Jongens zijn impulsiever
Jongens ontwikkelen zich meestal wat onregelmatiger dan meisjes. Ze zijn in de regel impulsiever, hebben een kortere spanningsboog en hun taalontwikkeling verloopt een beetje trager. Jongens willen meer dóen en zelf meemaken, letterlijk en figuurlijk. Zo heeft het mannelijke brein een iets andere structuur dan het vrouwelijke. De mannelijk hersenen zijn ook pas volledig ontwikkeld op 25-jarige leeftijd. Bij het vrouwelijke brein is dat twee jaar eerder, op 23-jarige leeftijd. De rijping van de hersenen vindt bij jongens wat later plaats dan bij meisjes, maar verloopt wel preciezer. Zo kunnen vrouwen bijvoorbeeld ‘multitasken’, maar zijn dan minder precies in hun handelen en mannen kunnen weer één ding beter uitvoeren dan vrouwen.
Rollercoaster aan hormonen
Omdat jongens meer testosteron dan meisjes hebben zijn ze beweeglijker, impulsiever en energieker dan meisjes.
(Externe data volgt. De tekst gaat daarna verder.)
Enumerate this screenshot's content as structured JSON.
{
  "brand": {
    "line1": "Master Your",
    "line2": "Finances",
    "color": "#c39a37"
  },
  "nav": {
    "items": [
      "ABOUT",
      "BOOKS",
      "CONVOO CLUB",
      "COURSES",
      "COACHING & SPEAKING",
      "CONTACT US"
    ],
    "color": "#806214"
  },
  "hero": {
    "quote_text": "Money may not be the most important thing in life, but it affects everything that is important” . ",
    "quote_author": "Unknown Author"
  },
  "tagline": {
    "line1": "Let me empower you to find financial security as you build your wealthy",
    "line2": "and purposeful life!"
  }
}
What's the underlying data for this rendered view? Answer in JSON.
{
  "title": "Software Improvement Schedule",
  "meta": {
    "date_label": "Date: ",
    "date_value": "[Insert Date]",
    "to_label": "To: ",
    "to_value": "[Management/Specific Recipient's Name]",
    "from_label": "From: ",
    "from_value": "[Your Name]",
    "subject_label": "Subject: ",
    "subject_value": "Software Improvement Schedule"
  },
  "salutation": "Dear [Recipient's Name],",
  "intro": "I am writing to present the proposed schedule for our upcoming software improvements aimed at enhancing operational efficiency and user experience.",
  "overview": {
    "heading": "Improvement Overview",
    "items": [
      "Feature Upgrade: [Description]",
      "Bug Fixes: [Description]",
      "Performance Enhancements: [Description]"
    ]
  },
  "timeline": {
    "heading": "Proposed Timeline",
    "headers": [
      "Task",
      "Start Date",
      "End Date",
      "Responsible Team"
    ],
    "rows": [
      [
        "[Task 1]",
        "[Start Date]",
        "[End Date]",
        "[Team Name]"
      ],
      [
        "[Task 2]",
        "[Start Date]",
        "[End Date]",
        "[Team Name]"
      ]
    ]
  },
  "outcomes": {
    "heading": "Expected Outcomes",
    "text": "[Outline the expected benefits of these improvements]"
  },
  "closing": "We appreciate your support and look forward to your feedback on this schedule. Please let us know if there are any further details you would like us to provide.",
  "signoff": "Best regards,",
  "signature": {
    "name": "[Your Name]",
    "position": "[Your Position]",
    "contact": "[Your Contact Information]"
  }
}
Al in de baarmoeder hebben jongensbaby’s veel meer testosteron in hun lichaam. Bij de geboorte gaat het testosteronniveau weer omlaag. Rond de twee jaar neemt de hoeveelheid testosteron aanzienlijk toe: veel jongetjes gaan dan hun grenzen uitproberen. Tussen vijf en elf jaar blijft de hoeveelheid testosteron ongeveer gelijk, maar voordat de puberteit inzet, schiet het testosteronniveau ineens omhoog. Daar zorgt het voor seksuele ontwikkeling, lichamelijke kracht en de neiging om stoere dingen te doen.
Leren door te doen
Jongens leren – meer dan meisjes – vooral door te doen en ervaren. Uitproberen en kijken wat er lukt of niet. Dit brengt enig risico met zich mee. Het is belangrijk om ze wel de ruimte hierin te geven. Alleen als de situatie onveilig lijkt te worden dan reageer je bijvoorbeeld met: ‘Ik zie dat je graag wilt voetballen. Laten we dit niet in huis doen, maar in de tuin of op straat, daar is meer ruimte’. Verbied het ze niet, maar zoek een andere oplossing. Jongens hebben ruimte nodig om te experimenteren. Zo ontdekken ze zelf waar hun grenzen liggen, waar het goed gaat en waar het niet goed gaat.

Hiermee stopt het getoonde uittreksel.